Once accepted, the candidate presents the thesis orally. This oral exam is open to the public.
A significant share of the total primary energy belongs to buildings. In many buildings, improving energy performance of buildings is of particular importance in new construction and existing buildings. Building refurbishment is considered a practical pathway towards energy efficiency as the replacement of older buildings is at a slow pace. There are various ways of incorporating energy conservation measures in buildings through refurbishment projects. In doing so, we have to choose among various passive or active measures. The energy usage can be significantly reduced by adopting passive strategies. These methods might not need additional capital investment. An integrated building renovation approach, in which passive methods are implemented, can reduce the energy consumption of building, compensating the additional cost of new technologies. This thesis aims at developing an integrated assessment-optimization framework to provide a decision support for prioritization and selection of building refurbishment measures with energy conservation potentials by considering the cost uncertainty.
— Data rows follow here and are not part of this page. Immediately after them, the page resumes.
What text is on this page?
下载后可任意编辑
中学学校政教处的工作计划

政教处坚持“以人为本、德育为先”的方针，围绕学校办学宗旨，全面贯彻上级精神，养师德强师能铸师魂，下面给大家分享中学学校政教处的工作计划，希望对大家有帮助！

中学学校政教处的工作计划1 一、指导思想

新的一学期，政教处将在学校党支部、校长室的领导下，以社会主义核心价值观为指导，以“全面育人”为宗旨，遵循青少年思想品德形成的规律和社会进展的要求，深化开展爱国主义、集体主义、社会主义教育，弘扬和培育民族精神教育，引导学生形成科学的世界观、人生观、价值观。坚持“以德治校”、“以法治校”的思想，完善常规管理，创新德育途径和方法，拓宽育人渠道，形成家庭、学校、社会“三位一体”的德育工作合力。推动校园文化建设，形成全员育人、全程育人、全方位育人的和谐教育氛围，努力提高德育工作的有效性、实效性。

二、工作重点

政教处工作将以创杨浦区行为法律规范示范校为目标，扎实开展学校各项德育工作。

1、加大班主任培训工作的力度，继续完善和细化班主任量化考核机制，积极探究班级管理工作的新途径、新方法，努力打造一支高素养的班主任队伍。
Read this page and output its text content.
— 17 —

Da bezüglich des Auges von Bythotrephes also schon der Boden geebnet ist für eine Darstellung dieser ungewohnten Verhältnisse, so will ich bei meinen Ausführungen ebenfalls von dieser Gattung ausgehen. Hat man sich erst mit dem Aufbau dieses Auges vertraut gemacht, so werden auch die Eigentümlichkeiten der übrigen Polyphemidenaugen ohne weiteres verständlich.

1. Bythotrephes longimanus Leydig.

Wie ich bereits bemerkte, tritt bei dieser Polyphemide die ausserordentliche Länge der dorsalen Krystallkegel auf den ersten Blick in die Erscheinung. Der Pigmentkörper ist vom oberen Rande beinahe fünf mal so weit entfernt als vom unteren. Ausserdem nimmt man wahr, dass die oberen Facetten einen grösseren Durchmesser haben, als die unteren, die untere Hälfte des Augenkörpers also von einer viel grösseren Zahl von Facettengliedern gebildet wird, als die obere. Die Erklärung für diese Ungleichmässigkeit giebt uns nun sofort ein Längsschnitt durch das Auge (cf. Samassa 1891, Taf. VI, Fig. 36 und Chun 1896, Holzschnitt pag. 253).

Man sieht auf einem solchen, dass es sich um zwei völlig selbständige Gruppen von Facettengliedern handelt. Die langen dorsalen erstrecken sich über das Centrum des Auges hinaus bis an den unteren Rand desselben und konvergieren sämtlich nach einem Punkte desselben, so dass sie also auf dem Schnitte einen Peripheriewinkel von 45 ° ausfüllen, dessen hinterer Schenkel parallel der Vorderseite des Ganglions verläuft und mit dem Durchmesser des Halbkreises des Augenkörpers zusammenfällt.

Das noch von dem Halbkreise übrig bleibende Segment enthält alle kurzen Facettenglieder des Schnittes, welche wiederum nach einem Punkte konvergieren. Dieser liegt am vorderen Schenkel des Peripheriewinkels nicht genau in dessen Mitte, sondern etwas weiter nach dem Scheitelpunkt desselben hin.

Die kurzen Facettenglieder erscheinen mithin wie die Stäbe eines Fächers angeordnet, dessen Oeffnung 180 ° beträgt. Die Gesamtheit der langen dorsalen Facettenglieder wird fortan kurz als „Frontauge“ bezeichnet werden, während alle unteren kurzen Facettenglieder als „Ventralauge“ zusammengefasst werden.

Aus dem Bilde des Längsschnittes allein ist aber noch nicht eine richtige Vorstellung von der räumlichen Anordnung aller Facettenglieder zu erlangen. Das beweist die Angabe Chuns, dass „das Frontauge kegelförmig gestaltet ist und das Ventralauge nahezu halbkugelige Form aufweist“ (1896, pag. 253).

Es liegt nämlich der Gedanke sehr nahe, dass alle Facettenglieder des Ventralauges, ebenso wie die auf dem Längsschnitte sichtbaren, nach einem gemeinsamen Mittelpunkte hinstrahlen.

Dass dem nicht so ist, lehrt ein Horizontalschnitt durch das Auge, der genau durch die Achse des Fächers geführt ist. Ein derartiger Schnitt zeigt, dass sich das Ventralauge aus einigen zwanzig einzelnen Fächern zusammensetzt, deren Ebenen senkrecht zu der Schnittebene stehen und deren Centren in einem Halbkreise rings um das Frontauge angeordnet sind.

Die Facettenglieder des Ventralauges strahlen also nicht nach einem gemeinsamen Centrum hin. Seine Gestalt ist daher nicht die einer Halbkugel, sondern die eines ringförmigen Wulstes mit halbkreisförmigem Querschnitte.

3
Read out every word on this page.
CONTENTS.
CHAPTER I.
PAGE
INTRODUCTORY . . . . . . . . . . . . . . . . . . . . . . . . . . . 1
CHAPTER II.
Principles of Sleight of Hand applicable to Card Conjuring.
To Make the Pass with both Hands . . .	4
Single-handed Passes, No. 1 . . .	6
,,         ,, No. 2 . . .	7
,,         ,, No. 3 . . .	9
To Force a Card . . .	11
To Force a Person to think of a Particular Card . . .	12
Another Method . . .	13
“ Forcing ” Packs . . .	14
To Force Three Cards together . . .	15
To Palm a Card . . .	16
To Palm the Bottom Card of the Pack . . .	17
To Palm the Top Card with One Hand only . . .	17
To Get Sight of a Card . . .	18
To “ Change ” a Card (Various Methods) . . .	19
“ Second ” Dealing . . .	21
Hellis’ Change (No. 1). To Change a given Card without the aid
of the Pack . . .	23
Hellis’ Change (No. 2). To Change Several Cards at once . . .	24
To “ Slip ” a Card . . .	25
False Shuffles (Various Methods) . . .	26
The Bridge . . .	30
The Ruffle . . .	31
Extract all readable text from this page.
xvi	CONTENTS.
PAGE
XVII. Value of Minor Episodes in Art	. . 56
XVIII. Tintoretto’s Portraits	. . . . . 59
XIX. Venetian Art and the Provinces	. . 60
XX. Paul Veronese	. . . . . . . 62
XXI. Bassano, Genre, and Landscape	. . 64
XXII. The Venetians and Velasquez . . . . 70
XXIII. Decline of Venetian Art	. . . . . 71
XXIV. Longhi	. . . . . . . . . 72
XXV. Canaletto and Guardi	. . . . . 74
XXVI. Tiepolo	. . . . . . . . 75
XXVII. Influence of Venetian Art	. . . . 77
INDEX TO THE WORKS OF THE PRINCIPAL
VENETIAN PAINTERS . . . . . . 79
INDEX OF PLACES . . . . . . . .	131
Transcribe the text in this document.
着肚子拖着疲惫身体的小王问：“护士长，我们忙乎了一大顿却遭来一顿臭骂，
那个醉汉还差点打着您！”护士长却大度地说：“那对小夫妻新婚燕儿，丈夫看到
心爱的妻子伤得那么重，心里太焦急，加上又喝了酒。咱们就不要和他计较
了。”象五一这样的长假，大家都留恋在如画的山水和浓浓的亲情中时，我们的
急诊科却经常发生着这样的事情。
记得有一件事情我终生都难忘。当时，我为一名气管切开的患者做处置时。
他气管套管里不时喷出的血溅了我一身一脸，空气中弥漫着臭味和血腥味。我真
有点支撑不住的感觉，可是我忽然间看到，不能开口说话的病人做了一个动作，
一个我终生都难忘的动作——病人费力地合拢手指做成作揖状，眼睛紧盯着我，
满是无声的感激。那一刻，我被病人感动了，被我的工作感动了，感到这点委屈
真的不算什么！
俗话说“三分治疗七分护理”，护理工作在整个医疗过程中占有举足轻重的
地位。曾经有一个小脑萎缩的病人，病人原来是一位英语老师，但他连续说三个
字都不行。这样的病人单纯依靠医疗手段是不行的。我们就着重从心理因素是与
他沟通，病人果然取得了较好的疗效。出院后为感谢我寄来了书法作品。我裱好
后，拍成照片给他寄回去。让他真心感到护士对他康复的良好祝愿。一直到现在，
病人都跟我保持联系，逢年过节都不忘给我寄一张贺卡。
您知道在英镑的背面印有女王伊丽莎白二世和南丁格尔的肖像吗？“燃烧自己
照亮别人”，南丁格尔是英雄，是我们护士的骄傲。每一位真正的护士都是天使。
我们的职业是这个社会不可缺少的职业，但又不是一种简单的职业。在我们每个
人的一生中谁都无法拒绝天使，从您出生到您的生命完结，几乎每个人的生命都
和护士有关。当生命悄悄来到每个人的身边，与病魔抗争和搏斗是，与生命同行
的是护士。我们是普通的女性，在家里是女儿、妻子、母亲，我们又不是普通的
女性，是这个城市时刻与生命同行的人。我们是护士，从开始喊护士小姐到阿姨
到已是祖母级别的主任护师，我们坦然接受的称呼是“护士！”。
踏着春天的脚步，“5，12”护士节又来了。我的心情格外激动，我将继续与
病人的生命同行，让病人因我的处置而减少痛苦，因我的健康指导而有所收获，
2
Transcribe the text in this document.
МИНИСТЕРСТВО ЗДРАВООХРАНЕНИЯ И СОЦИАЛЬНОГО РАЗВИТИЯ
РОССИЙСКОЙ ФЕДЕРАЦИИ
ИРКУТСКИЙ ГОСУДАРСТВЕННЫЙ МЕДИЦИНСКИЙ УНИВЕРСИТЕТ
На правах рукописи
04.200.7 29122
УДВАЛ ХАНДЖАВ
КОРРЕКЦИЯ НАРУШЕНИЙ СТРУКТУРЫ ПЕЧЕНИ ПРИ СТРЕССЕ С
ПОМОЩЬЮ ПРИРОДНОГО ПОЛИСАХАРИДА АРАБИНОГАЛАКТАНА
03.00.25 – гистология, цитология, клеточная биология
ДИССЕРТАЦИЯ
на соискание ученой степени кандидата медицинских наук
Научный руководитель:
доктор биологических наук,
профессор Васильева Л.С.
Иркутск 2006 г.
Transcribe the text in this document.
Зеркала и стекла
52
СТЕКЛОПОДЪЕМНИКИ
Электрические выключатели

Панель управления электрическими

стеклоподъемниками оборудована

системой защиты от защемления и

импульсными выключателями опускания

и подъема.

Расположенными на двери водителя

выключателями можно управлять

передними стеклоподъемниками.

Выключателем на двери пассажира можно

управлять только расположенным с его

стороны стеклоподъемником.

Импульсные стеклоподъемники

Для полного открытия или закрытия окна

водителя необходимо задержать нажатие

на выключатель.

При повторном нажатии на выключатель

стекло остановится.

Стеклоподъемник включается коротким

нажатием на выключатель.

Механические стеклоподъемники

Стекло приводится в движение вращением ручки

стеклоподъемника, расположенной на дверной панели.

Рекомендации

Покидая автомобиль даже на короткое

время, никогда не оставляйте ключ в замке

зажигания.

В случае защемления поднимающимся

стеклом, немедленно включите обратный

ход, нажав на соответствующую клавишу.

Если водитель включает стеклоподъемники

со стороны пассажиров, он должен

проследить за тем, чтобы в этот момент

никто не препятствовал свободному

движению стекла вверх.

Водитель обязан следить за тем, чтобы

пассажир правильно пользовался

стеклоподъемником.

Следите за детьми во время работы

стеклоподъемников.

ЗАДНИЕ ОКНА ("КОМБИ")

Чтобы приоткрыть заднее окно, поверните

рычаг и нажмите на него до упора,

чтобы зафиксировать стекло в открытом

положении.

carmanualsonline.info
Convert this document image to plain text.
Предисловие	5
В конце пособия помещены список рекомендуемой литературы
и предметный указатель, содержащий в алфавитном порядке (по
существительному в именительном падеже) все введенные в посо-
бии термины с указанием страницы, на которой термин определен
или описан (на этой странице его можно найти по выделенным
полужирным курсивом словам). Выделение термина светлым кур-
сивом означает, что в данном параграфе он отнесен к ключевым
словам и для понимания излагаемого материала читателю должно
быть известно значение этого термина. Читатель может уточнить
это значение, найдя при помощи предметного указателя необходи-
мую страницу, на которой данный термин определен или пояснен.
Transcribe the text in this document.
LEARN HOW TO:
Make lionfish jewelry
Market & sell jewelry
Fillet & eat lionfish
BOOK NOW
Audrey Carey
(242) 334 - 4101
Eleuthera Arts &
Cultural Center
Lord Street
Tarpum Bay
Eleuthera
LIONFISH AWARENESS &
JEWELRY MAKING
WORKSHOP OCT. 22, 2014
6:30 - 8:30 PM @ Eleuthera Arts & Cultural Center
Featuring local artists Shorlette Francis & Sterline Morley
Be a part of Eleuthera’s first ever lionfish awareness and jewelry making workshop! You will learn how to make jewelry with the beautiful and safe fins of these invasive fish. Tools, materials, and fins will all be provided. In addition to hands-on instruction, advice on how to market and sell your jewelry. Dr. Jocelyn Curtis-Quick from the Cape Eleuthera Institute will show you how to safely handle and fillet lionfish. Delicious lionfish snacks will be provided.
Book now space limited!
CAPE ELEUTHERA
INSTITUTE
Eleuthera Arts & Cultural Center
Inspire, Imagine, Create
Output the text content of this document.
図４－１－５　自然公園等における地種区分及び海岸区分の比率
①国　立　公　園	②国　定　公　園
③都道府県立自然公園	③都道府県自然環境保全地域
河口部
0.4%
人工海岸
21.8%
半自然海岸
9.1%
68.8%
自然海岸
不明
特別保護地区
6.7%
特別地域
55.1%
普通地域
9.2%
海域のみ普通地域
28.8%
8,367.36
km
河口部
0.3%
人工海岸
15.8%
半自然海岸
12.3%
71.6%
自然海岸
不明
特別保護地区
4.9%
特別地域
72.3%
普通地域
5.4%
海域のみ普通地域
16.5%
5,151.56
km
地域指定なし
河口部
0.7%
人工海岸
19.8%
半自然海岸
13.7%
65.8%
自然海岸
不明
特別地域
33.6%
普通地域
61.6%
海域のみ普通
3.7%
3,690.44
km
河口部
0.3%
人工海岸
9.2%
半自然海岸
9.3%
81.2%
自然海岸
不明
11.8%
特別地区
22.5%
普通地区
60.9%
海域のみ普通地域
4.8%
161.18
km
Firstly, a literature review is carried out to ascertain the state of the art in the retrofit decisions in buildings at the presence of several decision criteria. possible and available passive measures are investigated and identified based on four energy control principles. Secondly, the analytic network process (ANP) is reviewed as a multiple criteria decision-making method capable of incorporating the interdependencies among decision criteria to arrive at an overall assessment (relative scores) for alternative retrofit measures. Simultaneously, fuzzy theory is explored to incorporate uncertainty of the initial cost of materials by using three methods including graded mean integration, aggregate approach and interval approach. Then, the scores resulted from the assessment phase and the result derived from the fuzzy step, will be fed into a multi-objective optimization model. Former results are formulated a utility objective function to be maximized alongside the latter results which are formed cost objective functions that are minimized. There are three, well-known developed methods to optimize multi-objective models with conflicting objectives comprising distance to ideal, compromise programming and goal programming. These methods are used to solve optimization problem by considering linear and integer programming. The applicability of the proposed three-stage assessment-optimization approach under uncertainty is then illustrated through the case study of a typical building in order to verify its applicability and usefulness and the solution scenarios are explored and compared The proposed framework can assist decision makers in choosing the best passive measures in the planning phase of the building refurbishment addressing the complexities arising from multiplicity of feasible measures and their varied characteristics.Finally, in terms of the impact of the above research, it worth mentioning that 40% of final energy is used in buildings and the use of passive measures as a means of refurbishment for building stocks could create significant energy efficiency gains.